Homeownership Hits 51-Year Low, but There May Be a Silver Lining
Money + Markets

Homeownership Hits 51-Year Low, but There May Be a Silver Lining

The housing market is still hot in many parts of the country, with national home prices hitting record highs, but the percentage of people buying rather than renting their home continues to fall.

Related: 39 US Cities With Record High Home Prices

The homeownership rate in the second quarter of 2016 fell to 62.9 percent, its lowest level since 1965, according to new data from the U.S. Census Bureau.

US Home Ownership

Still, the drop from the same period in 2015 was less than 1 percent, which shows that the rate may finally be stabilizing after declining every year since before the housing bubble burst in 2006. The drop reflects a trend among today’s young adults to delay buying a home far longer than previous generations. And there may be a silver lining behind the latest drop.

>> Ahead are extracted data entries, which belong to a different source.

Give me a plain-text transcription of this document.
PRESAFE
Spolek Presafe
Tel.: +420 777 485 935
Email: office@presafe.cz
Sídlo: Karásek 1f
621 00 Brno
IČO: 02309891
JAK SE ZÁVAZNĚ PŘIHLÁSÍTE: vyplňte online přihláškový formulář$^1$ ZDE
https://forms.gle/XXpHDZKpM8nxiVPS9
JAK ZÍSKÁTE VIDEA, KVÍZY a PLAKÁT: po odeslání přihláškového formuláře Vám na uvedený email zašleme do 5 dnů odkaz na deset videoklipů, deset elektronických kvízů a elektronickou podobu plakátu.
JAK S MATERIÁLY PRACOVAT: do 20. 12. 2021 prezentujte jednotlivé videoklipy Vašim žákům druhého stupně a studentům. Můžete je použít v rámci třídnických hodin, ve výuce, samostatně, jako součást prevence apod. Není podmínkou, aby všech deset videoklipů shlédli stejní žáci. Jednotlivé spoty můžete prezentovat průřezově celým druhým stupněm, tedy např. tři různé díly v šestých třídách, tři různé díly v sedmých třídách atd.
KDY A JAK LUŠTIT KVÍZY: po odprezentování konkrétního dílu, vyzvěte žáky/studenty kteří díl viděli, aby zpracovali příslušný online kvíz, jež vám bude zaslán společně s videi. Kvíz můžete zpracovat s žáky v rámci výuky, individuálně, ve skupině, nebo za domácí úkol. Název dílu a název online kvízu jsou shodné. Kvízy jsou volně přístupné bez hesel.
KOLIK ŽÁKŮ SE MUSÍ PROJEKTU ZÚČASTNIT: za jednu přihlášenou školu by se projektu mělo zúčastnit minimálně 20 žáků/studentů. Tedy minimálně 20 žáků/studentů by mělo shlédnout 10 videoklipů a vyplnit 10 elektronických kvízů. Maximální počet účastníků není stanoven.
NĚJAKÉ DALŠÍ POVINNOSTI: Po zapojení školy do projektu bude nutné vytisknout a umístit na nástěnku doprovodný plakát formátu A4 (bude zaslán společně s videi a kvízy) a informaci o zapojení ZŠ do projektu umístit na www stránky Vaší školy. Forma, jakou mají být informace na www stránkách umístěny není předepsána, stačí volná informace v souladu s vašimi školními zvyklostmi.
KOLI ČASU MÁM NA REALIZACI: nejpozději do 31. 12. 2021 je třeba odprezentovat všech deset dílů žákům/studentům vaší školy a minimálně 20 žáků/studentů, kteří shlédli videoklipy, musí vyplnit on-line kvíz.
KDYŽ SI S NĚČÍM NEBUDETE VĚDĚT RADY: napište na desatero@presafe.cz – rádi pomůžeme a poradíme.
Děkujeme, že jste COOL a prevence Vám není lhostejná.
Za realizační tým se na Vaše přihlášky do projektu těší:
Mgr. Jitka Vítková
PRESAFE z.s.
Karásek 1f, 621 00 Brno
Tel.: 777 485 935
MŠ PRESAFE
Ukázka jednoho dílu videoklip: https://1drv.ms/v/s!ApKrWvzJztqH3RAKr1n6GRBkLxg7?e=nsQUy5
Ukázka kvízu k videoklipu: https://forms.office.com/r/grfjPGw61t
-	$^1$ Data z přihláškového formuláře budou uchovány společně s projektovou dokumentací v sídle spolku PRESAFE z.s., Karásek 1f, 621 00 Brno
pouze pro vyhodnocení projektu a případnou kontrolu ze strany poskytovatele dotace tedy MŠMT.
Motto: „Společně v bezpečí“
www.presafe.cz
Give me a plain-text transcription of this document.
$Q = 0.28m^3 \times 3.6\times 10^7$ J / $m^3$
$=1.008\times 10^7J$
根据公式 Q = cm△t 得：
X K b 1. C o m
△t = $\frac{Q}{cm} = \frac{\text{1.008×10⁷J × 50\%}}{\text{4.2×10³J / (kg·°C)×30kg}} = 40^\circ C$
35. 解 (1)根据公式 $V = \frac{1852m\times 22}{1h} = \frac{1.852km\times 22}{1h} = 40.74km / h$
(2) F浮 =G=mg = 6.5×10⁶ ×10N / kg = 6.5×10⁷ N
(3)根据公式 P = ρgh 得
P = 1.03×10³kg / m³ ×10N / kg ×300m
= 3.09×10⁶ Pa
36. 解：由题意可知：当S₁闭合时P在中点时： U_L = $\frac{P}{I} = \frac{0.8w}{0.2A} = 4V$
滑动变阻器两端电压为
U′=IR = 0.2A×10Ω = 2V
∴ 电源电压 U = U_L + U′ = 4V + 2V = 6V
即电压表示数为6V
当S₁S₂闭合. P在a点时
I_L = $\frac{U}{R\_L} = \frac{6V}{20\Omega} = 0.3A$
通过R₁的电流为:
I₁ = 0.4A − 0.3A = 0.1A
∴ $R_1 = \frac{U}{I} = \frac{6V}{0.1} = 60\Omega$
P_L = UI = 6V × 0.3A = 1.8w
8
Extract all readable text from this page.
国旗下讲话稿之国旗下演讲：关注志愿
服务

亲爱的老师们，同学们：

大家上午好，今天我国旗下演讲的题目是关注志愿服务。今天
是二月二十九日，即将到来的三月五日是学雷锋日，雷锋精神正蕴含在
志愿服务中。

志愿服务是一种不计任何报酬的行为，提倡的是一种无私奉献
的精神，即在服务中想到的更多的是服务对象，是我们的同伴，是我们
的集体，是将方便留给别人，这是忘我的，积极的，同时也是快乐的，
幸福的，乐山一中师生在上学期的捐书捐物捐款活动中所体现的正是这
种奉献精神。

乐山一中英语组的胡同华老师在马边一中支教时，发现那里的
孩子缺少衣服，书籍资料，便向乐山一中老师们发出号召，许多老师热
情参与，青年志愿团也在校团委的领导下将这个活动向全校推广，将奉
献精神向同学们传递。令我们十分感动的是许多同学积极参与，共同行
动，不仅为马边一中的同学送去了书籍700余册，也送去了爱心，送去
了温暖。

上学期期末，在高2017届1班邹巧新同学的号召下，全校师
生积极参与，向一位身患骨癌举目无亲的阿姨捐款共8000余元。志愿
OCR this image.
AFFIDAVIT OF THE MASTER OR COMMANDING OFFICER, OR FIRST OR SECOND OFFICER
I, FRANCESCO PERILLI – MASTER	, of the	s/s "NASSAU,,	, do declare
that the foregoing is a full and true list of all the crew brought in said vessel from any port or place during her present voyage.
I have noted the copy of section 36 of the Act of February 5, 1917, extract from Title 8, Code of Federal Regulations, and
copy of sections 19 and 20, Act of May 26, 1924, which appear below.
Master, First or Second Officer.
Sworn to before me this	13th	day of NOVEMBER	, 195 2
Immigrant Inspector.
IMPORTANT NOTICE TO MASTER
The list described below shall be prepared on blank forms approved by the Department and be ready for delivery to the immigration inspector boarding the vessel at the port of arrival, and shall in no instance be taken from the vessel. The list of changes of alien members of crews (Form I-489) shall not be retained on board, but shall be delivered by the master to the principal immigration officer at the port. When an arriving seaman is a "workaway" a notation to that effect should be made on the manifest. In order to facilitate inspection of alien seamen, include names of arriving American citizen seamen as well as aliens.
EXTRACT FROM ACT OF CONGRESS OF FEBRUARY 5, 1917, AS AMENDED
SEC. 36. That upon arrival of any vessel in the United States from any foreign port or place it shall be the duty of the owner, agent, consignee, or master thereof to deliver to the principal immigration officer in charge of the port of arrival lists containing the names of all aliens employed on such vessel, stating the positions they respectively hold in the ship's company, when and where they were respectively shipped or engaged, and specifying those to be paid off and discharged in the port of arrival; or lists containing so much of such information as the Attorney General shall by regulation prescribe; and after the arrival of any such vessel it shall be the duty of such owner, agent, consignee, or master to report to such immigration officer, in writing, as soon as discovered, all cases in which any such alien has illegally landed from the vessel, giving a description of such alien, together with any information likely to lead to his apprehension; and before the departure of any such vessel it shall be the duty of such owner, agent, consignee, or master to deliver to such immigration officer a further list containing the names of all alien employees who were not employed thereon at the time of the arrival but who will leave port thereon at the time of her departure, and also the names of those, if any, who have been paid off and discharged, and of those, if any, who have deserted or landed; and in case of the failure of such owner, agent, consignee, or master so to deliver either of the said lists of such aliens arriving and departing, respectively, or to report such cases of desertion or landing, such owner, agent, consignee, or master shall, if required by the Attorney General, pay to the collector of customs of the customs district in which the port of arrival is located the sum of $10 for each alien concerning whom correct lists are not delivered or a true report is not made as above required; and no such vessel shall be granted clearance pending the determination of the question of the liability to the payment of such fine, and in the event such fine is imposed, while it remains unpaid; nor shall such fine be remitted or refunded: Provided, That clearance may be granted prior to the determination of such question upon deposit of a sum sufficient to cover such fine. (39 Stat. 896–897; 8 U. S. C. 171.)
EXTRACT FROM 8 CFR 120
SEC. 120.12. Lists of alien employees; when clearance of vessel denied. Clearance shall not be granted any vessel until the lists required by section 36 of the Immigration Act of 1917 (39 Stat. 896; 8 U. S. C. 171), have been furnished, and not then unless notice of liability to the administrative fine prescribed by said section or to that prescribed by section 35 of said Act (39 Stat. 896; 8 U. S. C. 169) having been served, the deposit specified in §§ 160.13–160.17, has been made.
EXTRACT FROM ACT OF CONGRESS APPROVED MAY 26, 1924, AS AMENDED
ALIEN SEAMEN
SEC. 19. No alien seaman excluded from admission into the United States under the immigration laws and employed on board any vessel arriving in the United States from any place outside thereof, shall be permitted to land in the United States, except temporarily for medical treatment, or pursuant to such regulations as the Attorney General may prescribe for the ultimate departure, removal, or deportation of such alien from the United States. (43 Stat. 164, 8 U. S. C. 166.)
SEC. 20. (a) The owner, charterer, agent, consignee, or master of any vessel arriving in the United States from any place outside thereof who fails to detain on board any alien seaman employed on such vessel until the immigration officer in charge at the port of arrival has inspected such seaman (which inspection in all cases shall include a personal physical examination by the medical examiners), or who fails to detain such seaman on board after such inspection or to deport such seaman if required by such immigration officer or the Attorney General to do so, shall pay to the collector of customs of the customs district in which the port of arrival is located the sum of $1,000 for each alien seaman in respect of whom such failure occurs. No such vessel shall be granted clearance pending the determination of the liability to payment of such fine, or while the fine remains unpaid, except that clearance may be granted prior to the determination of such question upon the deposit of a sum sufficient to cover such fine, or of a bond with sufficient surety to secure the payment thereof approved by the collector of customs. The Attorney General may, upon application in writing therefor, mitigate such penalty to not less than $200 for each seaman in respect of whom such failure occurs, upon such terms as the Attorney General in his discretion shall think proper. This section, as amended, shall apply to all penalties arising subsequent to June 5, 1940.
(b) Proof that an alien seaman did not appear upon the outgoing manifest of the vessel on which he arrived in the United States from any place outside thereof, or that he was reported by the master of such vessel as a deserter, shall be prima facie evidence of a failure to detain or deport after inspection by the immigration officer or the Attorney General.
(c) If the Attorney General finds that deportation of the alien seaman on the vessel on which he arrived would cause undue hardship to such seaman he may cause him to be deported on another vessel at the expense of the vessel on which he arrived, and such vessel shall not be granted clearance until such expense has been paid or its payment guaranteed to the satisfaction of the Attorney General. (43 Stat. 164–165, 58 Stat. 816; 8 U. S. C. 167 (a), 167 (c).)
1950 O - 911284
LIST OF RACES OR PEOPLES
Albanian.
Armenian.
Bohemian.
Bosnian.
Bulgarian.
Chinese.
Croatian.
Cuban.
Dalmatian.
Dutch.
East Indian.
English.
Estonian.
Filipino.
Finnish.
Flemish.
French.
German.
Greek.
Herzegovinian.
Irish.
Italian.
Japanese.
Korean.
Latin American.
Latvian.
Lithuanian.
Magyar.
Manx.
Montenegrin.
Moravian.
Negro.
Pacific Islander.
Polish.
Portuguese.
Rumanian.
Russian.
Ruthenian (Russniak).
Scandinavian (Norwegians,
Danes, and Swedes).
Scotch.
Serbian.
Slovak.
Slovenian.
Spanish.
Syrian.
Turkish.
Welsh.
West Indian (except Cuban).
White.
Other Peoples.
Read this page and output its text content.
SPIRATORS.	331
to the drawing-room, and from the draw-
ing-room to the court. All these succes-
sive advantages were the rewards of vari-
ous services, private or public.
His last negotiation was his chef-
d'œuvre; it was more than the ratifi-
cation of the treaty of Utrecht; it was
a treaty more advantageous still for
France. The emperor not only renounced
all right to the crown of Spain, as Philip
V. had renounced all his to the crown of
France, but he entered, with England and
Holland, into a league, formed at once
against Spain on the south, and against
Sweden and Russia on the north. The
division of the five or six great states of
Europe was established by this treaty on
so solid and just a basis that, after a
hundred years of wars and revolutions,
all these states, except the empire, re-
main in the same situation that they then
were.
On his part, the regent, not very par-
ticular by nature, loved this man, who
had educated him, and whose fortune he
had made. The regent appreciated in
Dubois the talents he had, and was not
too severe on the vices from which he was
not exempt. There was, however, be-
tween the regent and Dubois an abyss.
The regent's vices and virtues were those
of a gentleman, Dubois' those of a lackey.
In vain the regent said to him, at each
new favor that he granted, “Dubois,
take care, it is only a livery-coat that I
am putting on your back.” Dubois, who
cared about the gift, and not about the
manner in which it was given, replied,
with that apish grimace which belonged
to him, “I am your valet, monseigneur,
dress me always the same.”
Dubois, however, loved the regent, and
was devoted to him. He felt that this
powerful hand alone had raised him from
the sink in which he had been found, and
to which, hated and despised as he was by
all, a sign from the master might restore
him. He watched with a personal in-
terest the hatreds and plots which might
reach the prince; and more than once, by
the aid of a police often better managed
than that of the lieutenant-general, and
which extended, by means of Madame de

“While the millennial homeownership rate continues to decline, it’s important to note that the decrease could be just as likely due to the new renter household formation as it is their ability to buy homes,” Trulia chief economist Ralph McLaughlin said in a statement. “Certainly low inventory and affordability aren’t helping their efforts to own, but moving out of their parents’ basement and into a rental unit is also a good sign for the housing market.”

Despite all the barriers to homeownership, Americans still overwhelmingly say they’d like to be homeowners. Nearly nine in 10 of those surveyed earlier this summer by Wells Fargo said that home ownership is a dream come true.

Difficulty savings for a down payment represents the number one reason that those who want to buy a home haven’t.